Washington City Paper Art Critic Review of Matt Leedham's solo exhibition "Recto/Verso " by Louis Jacobson

Matt Leedham, a D.C.-area resident working in the tech sector, is a relative newcomer to photography, picking it up in 2016, and even more of a newcomer to bookbinding, which he started pursuing last year during the pandemic. Quickly, the two interests collided, producing an exhibit, Recto/Verso, A Pandemic in Codex, at Multiple Exposures Gallery that features his photographs printed on books that Leedham has made himself. “A colleague of mine mentioned making a photo book to me, and I assumed he meant he had ordered one from an online manufacturer,” Leedham says. “He explained that he had made one himself, which led me to YouTube a few hours later and started an obsession.” Since then, Leedham has crafted blank journals in styles ranging from German and British to Coptic and Japanese; in one particularly meta example, he made a book about an 1875 cast-iron book press that he had recently purchased on eBay.

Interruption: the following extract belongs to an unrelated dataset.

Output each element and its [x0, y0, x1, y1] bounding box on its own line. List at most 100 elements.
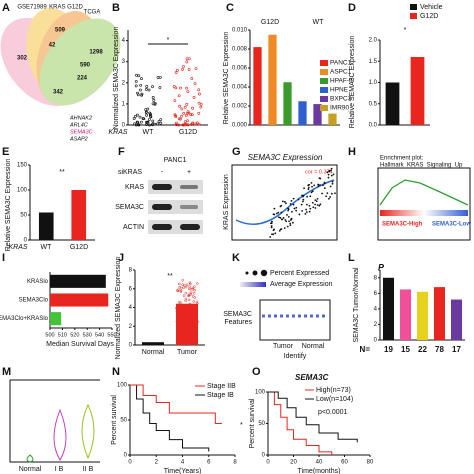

The works in the Multiple Exposures Gallery exhibit pair twinned images by Leedham, usually travel-related, on the “recto” (or front, and in the exhibit, right) page of a book and the “verso” (back, or left) page of the same book. The books not only range in their materials—artisanal paper from Korea, India, and Nepal—but also in their format, with styles ranging from scrolls to accordion-fold and 3-D “tunnel” books. These are not the only formats Leedham plans to pursue, he says. “I’m definitely not done” exploring the intersection of photography and bookbinding, he says. “There are so many ways to communicate in book form.”